Terry from Aliso Viejo: “I have learned from this group that civil bipartisan debate is possible and ultimately healthy!”

Scott from Murrieta: “I have been so impressed with everyone's stories and contributions to a productive discussion forum. We cannot learn from each other unless we listen to each other. This forum allowed me a great opportunity to learn, discuss and debate in an environment of civility.”

Gabriela from Santa Cruz: “I'm not sure if I was the only DACA recipient in our group. But I want to thank everyone who agreed to have a civilized discussion on immigration reform.”

Mayra from Los Angeles: “I am just going to echo the great aftertaste of a good discussion with different points of view, with information, great arguments and in a very civilized way. We have a lot of work to do.”

Solange from Los Angeles: “Maybe what worked in the past isn't what can work for our future? I don't know how far I'm willing to go but if the conversation can be as respectful as it was over the past month, I'm hopeful we can move the barrier to reforms we can all mostly support.”

Make no mistake, this was not a tea and crumpets discussion. Tempers flared at times. Harsh words were flung. Some people withdrew from it in frustration. But the majority hung in there and talked with each other through their differences — and in a civil fashion. They ended the project, many said (both conservatives and liberals), not with changed minds but more open to understanding their counterparts’ viewpoints, and with a new commitment to doing that.

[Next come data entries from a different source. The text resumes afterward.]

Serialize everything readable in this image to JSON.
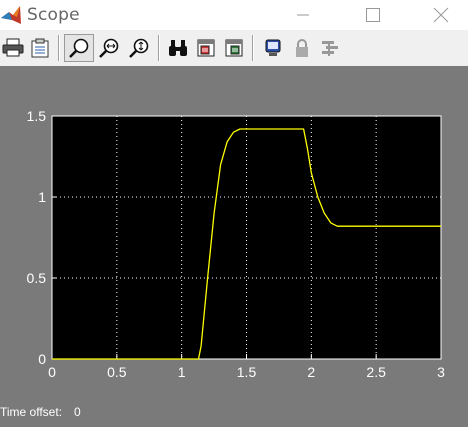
{
  "window": {
    "title": "Scope"
  },
  "toolbar": {
    "buttons": [
      {
        "name": "print-icon"
      },
      {
        "name": "parameters-icon"
      },
      {
        "name": "zoom-icon",
        "active": true
      },
      {
        "name": "zoom-x-icon"
      },
      {
        "name": "zoom-y-icon"
      },
      {
        "name": "autoscale-binoculars-icon"
      },
      {
        "name": "save-axes-settings-icon"
      },
      {
        "name": "restore-axes-settings-icon"
      },
      {
        "name": "floating-scope-icon"
      },
      {
        "name": "lock-axes-icon"
      },
      {
        "name": "signal-selector-icon"
      }
    ]
  },
  "footer": {
    "time_offset_label": "Time offset:",
    "time_offset_value": "0"
  },
  "colors": {
    "plot_bg": "#000000",
    "frame_bg": "#7a7a7a",
    "trace": "#ffff00",
    "grid": "#ffffff"
  },
  "chart_data": {
    "type": "line",
    "title": "",
    "xlabel": "",
    "ylabel": "",
    "xlim": [
      0,
      3
    ],
    "ylim": [
      0,
      1.5
    ],
    "xticks": [
      "0",
      "0.5",
      "1",
      "1.5",
      "2",
      "2.5",
      "3"
    ],
    "yticks": [
      "0",
      "0.5",
      "1",
      "1.5"
    ],
    "grid": true,
    "series": [
      {
        "x": [
          0,
          1.13,
          1.15,
          1.2,
          1.25,
          1.3,
          1.35,
          1.4,
          1.45,
          1.5,
          1.55,
          1.6,
          1.65,
          1.7,
          1.75,
          1.8,
          1.85,
          1.9,
          1.94,
          1.97,
          2.0,
          2.05,
          2.1,
          2.15,
          2.2,
          2.25,
          2.3,
          2.4,
          2.6,
          2.8,
          3.0
        ],
        "y": [
          0,
          0,
          0.08,
          0.5,
          0.9,
          1.2,
          1.34,
          1.4,
          1.42,
          1.42,
          1.42,
          1.42,
          1.42,
          1.42,
          1.42,
          1.42,
          1.42,
          1.42,
          1.42,
          1.3,
          1.15,
          1.0,
          0.9,
          0.84,
          0.82,
          0.82,
          0.82,
          0.82,
          0.82,
          0.82,
          0.82
        ]
      }
    ]
  }
}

The biggest lesson here for us: Journalism did this — maligned, mistrusted, beleaguered journalism.

Media organizations, working with Spaceship Media and our Dialogue Journalism method, chose to commit resources and brain power to a new (for them) type of enterprise to interact with and serve their audiences. And in the end, the project was further proof that journalistic innovation can happen despite the times. Indeed it must.

We believe convening communities and supporting that process with journalism is crucial to surviving this distressed era; we launched in 2016 with that goal. Talking Across Borders connected news organizations that, to varying degrees, shared resources; in some cases it restored a bit of trust in the media, especially for conservatives in the group; and it connected different segments of their audiences with each other and with the news organizations themselves (we call this a triangle of trust). That dynamic construction — though small and limited in this case — could present a road map for larger initiatives that will strengthen this pillar of our democracy: journalism.

The Community Listening and Engagement Fund launched by the John S. and James L. Knight Foundation, Democracy Fund, the News Integrity Initiative and the Lenfest Institute for Journalism Education is an exciting example of focusing on this need. The fund will subsidize news organizations that want to work with Hearken and GroundSource, two bright lights (and mainstays) in audience engagement journalism.

As for Spaceship Media, our next project, The Many: A Conversation Across Divides, will bring up to 5,000 women of all political stripes and from across America together in a journalism-supported conversation lasting through the November midterm elections. We launched that late last month in partnership with AL.com, Alabama’s largest news organization.

We’ll see you in the audience. Together.